Helga Michie: Brief an Mutter und Schwester (22. September 1942)

Brief: Helga Singer
Rote Kreuz-Brief von Helga Singer, geborene Aichinger, aus London an ihre Mutter und Schwester in Wien, 22. September 1942
Nachlass Ilse Aichinger, Deutsches Literaturarchiv Marbach, © Ruth Rix, Lena und Miriam Eich

Helga Michie: Brief an Mutter und Schwester (22. September 1942)

Vollständig überrascht, sehr besorgt, wer ist Walter Singer?

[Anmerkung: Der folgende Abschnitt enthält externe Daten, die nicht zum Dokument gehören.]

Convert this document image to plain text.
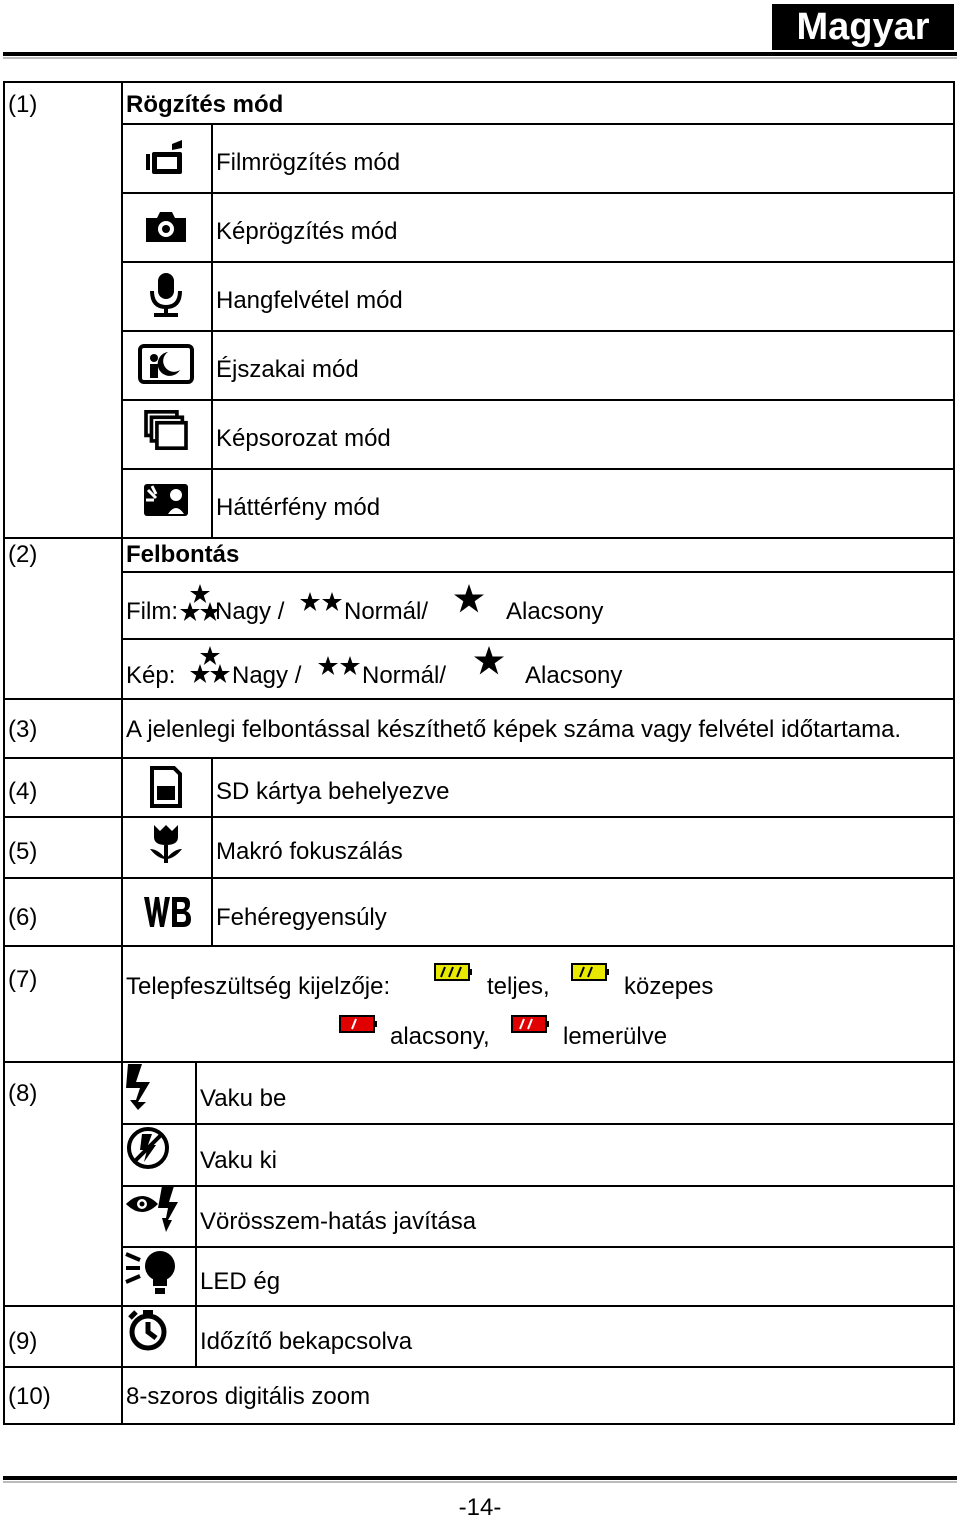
Magyar
(1)	Rögzítés mód
Filmrögzítés mód
Képrögzítés mód
Hangfelvétel mód
Éjszakai mód
Képsorozat mód
Háttérfény mód
(2)	Felbontás
Film: Nagy / Normál/	Alacsony
Kép: Nagy /	Normál/	Alacsony
(3)	A jelenlegi felbontással készíthető képek száma vagy felvétel időtartama.
(4)	SD kártya behelyezve
(5)	Makró fokuszálás
(6)	Fehéregyensúly
(7)	Telepfeszültség kijelzője:	teljes,	közepes
alacsony,	lemerülve
(8)	Vaku be
Vaku ki
Vörösszem-hatás javítása
LED ég
(9)	Időzítő bekapcsolva
(10)	8-szoros digitális zoom
-14-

Ilse Aichinger an Klara Kremer, 14. April 1942


Der Briefwechsel zwischen der im Juli 1939 mit einem Kindertransport nach London geflohenen Helga Aichinger (heute Michie) und ihrer Familie in Wien weist große Lücken auf. Während der ersten Monate in England, auch noch nach Beginn des Krieges im September, konnte die 17-Jährige ausführliche Berichte nach Hause schicken. Dies änderte sich jedoch mit dem weiteren Kriegsverlauf. Aus den Jahren 1940 und 1941 sind überhaupt keine Briefe überliefert, da nach Beginn des Westfeldzugs der normale Postverkehr zwischen England und dem Deutschen Reich eingestellt wurde. 

Erst aus dem Jahr 1942 existieren wieder Briefe, die über das Rote Kreuz versendet wurden. Die Anzahl der Worte war auf 25 beschränkt, die Nachrichten mussten entsprechend zugespitzt formuliert werden. Und Helga hatte große Neuigkeiten: Sie war verheiratet und  schwanger. Für viel mehr Informationen, etwa zu ihrer Gefühlslage angesichts dieser Umstände, fehlte der Platz. Entsprechend besorgt war die Reaktion ihrer Familie: „Vollständig überrascht, sehr besorgt, wer ist Walter Singer? Warum nichts darüber? Maszlose Sehnsucht! Helgi bestes Sanatorium – scheut keine Kosten! Wir alle gesund“, schrieb Ilse Aichinger am 13. April 1942 an ihre Tante Klara Kremer in London. Der Brief war offenbar Monate unterwegs, die Antwort verfasste Kremer am 1. August: Ruth war geboren – „Helgi Walter überglücklich“. Zu ihrem und Ilses Geburtstag am 22. September schrieb Helga dann wieder selbst und schickte „Gottes Segen“ und „ein Extrabussi vom dicken süssen Ruthibaby“.